Adwalker doing well
Adrian J Cotterill, Editor-in-Chief
Investors’ confidence has been shaken these last few months by the continued trials and tribulations of various digital signage and screen related businesses listed on the stockmarkets of Europe.
Good to see then that Adwalker (AIM:AWR), the specialist in wearable media solutions announced some good looking final results.
- Turnover in the first 6 months of the current fiscal year up by 64% compared with corresponding period in 2006
- Turnover for the year up 155% to Euro 1,599,645
- Two year co-marketing agreement with eMusic.com
Generally, they have had quite a good year, they raised UK PDS £510,000 in a placing in May of course and also had a very nice product placement on the US version of ‘The Apprentice’.
They are still keeping quiet about their trial with a ‘well-known’ FMCG retailer – and just for once I do NOT know who it is.
I just hate it when people do that. You either have the contract for a full roll out or the confidence that you deserve it and will get it, or you don’t.
One of the good things you could always say about Avanti Screenmedia, at least under David Williams’ leadership, was that they were CONFIDENT in what they did, what they won and what they were going to win AND announced to the world almost everything they were up to.
Trying to keep a wrap on a pilot – I assume because you feel threatened that someone else might come in there and win the business or ruin the deal – doesn’t do the industry any good at all.
The stock price (AIM:AWR) is still in the doldrums – less than half of its 52 week high but anyway a nice set of results.
August 31st, 2007 at 15:19 @680
Well done Adwalker, good to see the Irish doing well but I have to disagree with Adrian on the “keeping quiet” issue . Nothing wrong with letting trials or pilots happen without the glare of publicity.

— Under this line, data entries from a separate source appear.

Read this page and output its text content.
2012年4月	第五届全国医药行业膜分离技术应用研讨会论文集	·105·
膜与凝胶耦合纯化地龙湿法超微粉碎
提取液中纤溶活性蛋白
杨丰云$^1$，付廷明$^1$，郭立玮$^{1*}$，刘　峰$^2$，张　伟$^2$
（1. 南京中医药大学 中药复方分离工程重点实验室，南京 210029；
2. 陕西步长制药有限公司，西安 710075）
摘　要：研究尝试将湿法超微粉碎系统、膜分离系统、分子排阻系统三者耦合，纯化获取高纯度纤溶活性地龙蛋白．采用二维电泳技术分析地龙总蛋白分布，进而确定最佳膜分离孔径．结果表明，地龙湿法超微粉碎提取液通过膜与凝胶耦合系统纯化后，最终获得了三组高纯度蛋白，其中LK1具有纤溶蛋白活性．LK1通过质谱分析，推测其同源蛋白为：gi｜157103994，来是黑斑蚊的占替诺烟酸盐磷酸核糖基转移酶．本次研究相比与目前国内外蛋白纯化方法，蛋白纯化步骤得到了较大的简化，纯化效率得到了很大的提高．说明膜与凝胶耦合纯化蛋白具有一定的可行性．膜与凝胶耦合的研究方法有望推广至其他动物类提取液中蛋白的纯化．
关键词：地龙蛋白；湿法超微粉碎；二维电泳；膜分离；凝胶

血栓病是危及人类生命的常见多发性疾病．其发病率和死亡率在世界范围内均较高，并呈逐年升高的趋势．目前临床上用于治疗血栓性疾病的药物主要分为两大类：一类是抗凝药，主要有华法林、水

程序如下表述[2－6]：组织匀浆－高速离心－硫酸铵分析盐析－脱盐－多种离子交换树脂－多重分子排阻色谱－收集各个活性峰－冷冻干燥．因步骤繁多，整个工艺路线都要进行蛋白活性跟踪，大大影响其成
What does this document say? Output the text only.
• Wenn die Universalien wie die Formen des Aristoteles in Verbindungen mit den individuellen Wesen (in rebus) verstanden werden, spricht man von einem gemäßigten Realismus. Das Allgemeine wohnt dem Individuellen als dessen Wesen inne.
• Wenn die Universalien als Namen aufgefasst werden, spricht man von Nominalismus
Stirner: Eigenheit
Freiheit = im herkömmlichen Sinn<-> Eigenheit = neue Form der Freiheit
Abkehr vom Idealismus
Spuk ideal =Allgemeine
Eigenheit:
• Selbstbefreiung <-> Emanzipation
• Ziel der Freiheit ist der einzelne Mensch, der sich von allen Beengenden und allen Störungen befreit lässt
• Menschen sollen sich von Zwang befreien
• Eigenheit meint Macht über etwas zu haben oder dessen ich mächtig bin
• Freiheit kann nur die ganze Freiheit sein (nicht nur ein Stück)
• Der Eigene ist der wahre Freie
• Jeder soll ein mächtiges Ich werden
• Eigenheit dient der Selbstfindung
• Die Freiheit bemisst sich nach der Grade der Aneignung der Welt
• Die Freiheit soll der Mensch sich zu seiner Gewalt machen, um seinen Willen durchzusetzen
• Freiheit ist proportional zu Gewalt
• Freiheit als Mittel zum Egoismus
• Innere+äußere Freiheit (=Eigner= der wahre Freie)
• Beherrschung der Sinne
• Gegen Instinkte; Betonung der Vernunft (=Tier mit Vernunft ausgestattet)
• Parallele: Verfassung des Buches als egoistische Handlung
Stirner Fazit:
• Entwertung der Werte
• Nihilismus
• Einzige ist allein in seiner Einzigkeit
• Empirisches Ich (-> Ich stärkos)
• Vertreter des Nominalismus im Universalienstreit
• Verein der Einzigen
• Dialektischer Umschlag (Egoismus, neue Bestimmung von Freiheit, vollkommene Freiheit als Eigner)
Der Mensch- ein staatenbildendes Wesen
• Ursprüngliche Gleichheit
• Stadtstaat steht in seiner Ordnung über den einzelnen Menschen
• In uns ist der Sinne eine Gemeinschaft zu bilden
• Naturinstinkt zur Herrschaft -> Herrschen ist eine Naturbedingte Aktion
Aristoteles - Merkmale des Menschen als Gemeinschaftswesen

Often it’s the wish of the brand or the landlord in any event. Some fail for all sorts of reasons and why risk the adverse publicity? However, my biggest beef is with those who pump up what they are doing, especially if they are listed companies, only to inevitably get found out and see the business suffer and the shareholders get burned. In the long run this is just bad for investment in the whole sector and what this sector is going to need is lots of willing investors.